Hi,
I have some scanned pdf documents which I am converting into jpeg. And all these documents are A4 size
Some of these documents have hand-signatures in them and I want to identify these documents.
Approach1:
I tried doing the following steps
Used thresholding (binary)
Calculating a4 constant as my pdf are a4 size(Got this idea from users code in github)
Using morphology with this constant to remove the pixels less than the calculated a4 constant
4.applying inverse threshold with Otsu( THRESH_BINARY_INV | cv2.THRESH_OTSU)
but my results are very poor too many false positives or partial signatures extracted. and also other texts extracted which are not hand written
Approach2:
I did not yet try this but may be this will work
I can use keras to train images with signatures in the images but this is not prefered as of now(Last resort approach)
Approach3:
- Converted the image into binary
- use histograms as i understood from histograms the intensity of a typed charaters are different than handwritten-signatures.

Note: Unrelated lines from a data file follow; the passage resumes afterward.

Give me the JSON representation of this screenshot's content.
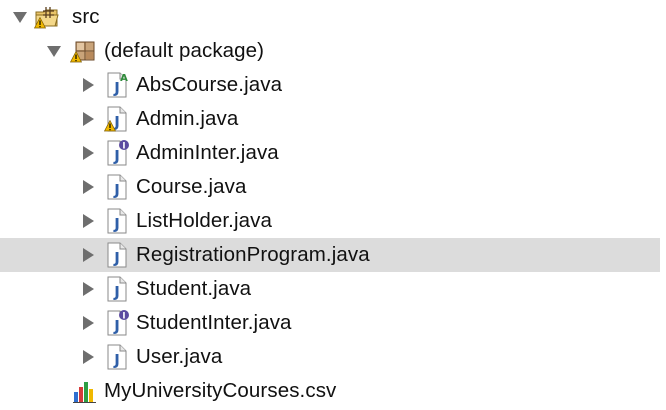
{
  "tree": {
    "src_folder": {
      "label": "src",
      "expanded": true,
      "icon": "source-folder-icon",
      "warning": true
    },
    "package": {
      "label": "(default package)",
      "expanded": true,
      "icon": "package-icon",
      "warning": true
    },
    "files": [
      {
        "label": "AbsCourse.java",
        "icon": "java-abstract-class-icon",
        "badge": "A"
      },
      {
        "label": "Admin.java",
        "icon": "java-file-icon",
        "warning": true
      },
      {
        "label": "AdminInter.java",
        "icon": "java-interface-icon",
        "badge": "I"
      },
      {
        "label": "Course.java",
        "icon": "java-file-icon"
      },
      {
        "label": "ListHolder.java",
        "icon": "java-file-icon"
      },
      {
        "label": "RegistrationProgram.java",
        "icon": "java-file-icon",
        "selected": true
      },
      {
        "label": "Student.java",
        "icon": "java-file-icon"
      },
      {
        "label": "StudentInter.java",
        "icon": "java-interface-icon",
        "badge": "I"
      },
      {
        "label": "User.java",
        "icon": "java-file-icon"
      }
    ],
    "csv_file": {
      "label": "MyUniversityCourses.csv",
      "icon": "csv-chart-icon"
    }
  },
  "colors": {
    "selection": "#dcdcdc",
    "java_j": "#2f5fa8",
    "interface_badge": "#5b4aa0",
    "abstract_badge": "#2e8b3a",
    "warning": "#f0b800"
  }
}
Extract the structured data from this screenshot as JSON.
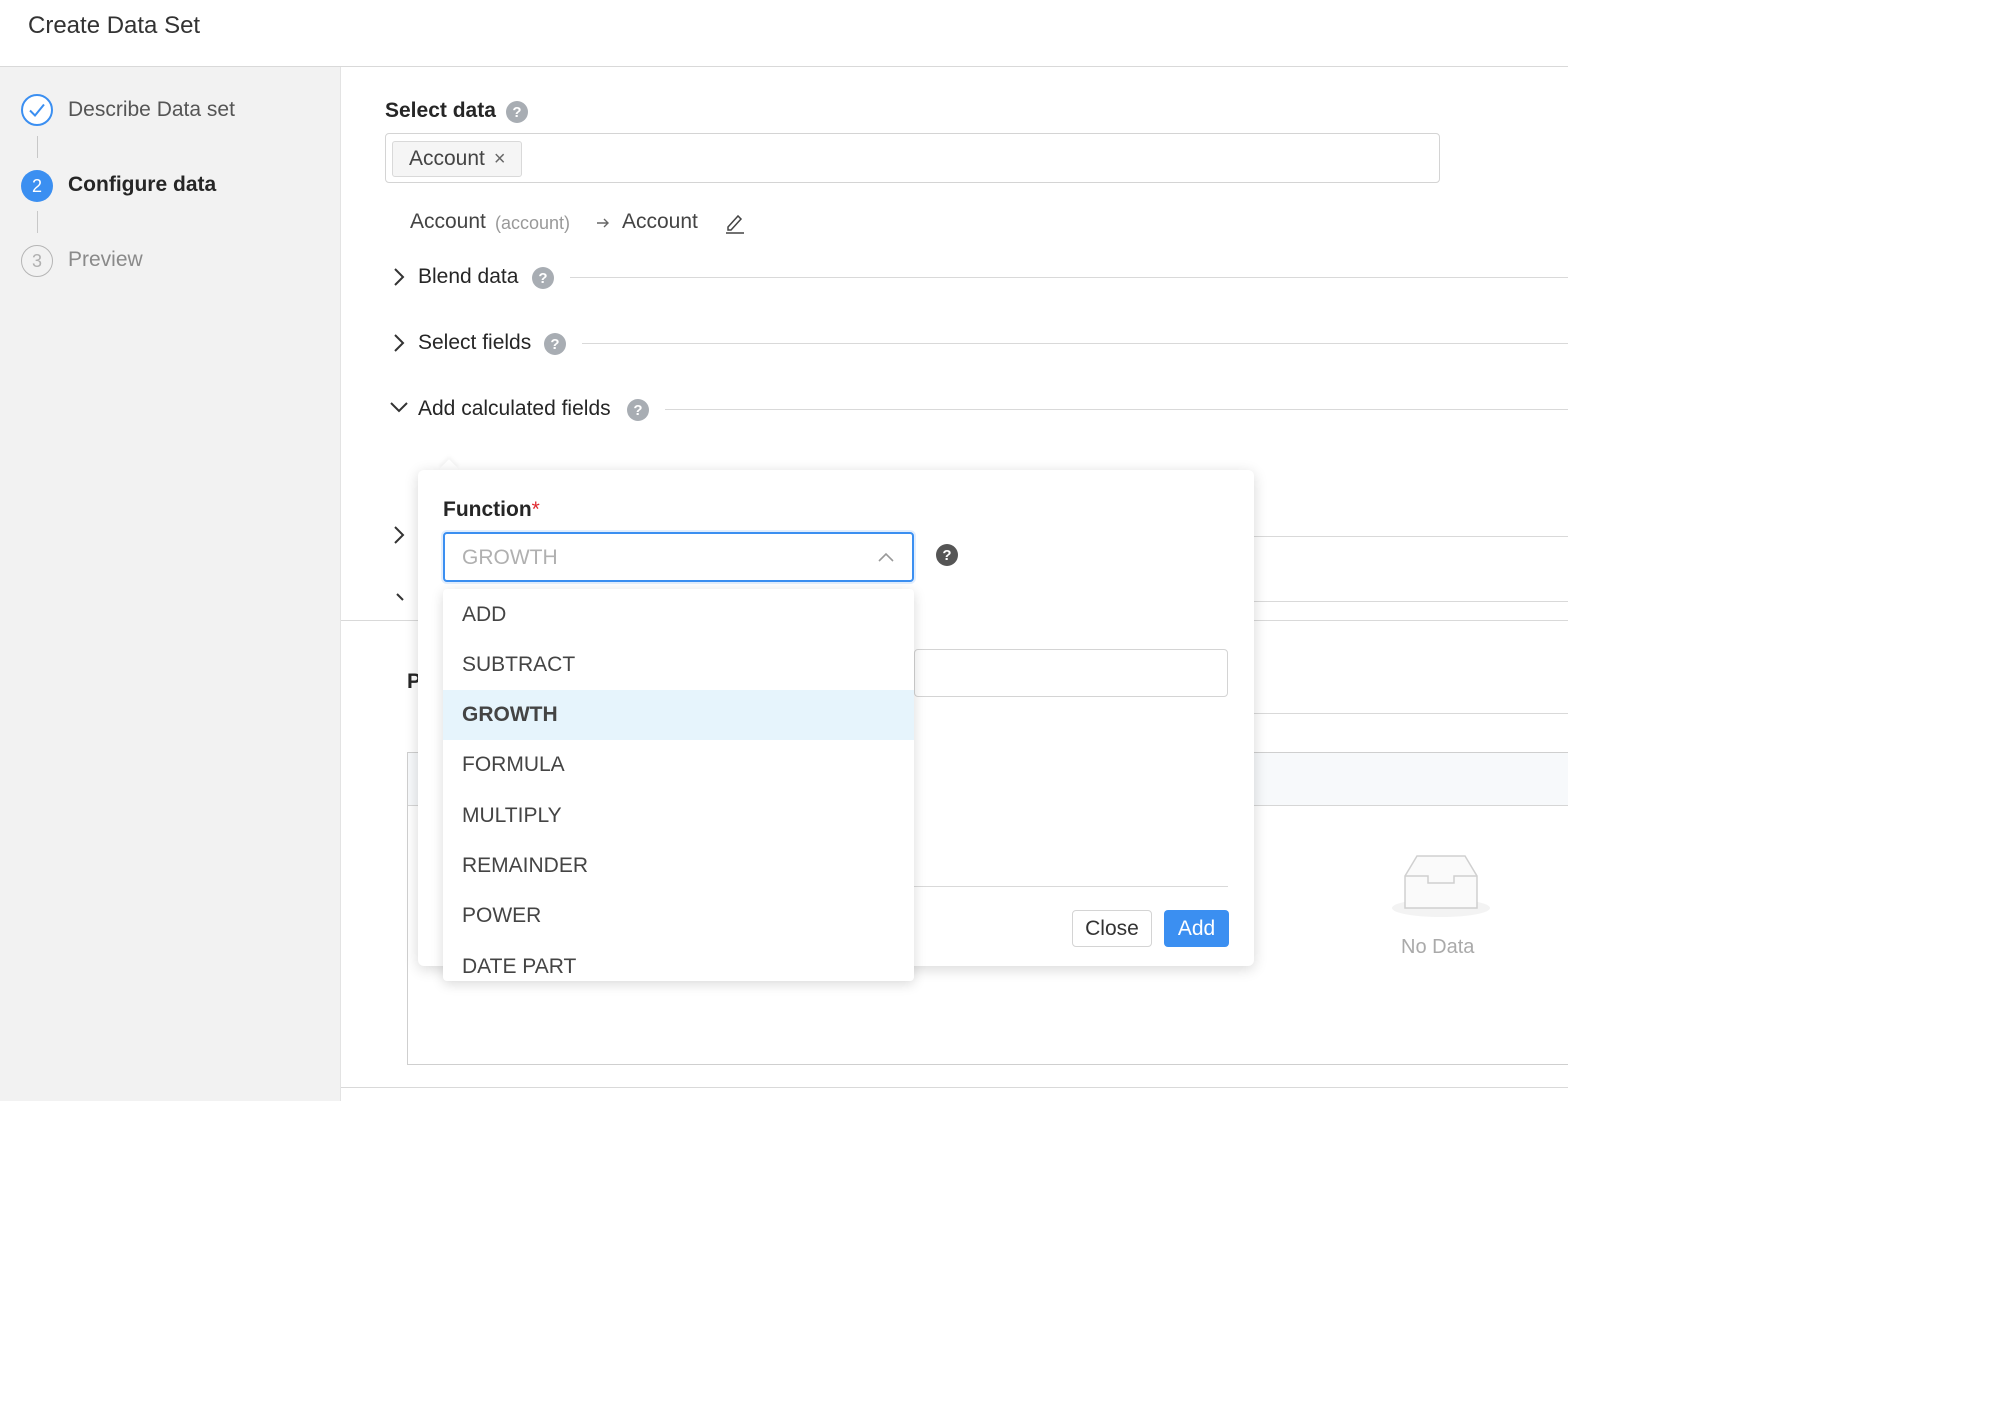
{
  "header": {
    "title": "Create Data Set"
  },
  "steps": [
    {
      "number": "1",
      "label": "Describe Data set",
      "state": "done"
    },
    {
      "number": "2",
      "label": "Configure data",
      "state": "active"
    },
    {
      "number": "3",
      "label": "Preview",
      "state": "todo"
    }
  ],
  "select_data": {
    "label": "Select data",
    "help_glyph": "?",
    "tag_label": "Account",
    "tag_remove_glyph": "×"
  },
  "mapping": {
    "source_name": "Account",
    "source_api": "(account)",
    "arrow_glyph": "→",
    "target_name": "Account"
  },
  "sections": {
    "blend": "Blend data",
    "fields": "Select fields",
    "calculated": "Add calculated fields",
    "help_glyph": "?"
  },
  "preview": {
    "truncated_heading": "P",
    "empty_text": "No Data"
  },
  "calc_popover": {
    "function_label": "Function",
    "required_mark": "*",
    "selected_value": "GROWTH",
    "help_glyph": "?",
    "options": [
      "ADD",
      "SUBTRACT",
      "GROWTH",
      "FORMULA",
      "MULTIPLY",
      "REMAINDER",
      "POWER",
      "DATE PART"
    ],
    "close_label": "Close",
    "add_label": "Add"
  },
  "colors": {
    "accent": "#3b8ff1",
    "option_highlight": "#e6f4fc",
    "sidebar_bg": "#f2f2f2"
  },
  "icons": [
    "check-icon",
    "help-icon",
    "close-icon",
    "arrow-right-icon",
    "edit-icon",
    "chevron-right-icon",
    "chevron-down-icon",
    "chevron-up-icon",
    "empty-inbox-icon"
  ]
}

But I am not able to find how I can confirm that it is a signature or atleast make sure that there is a signature inside the image Note: I think I have to use contours or some kind of boundings but I am not sure how to do this.
Conclusion:
I have failed in all the above approaches(except 2 which I havent tried yet)
Also I am thinking may be use KNN but need a starting point for it
Any ideas or suggestions much appreciated
Thanks, Dinesh.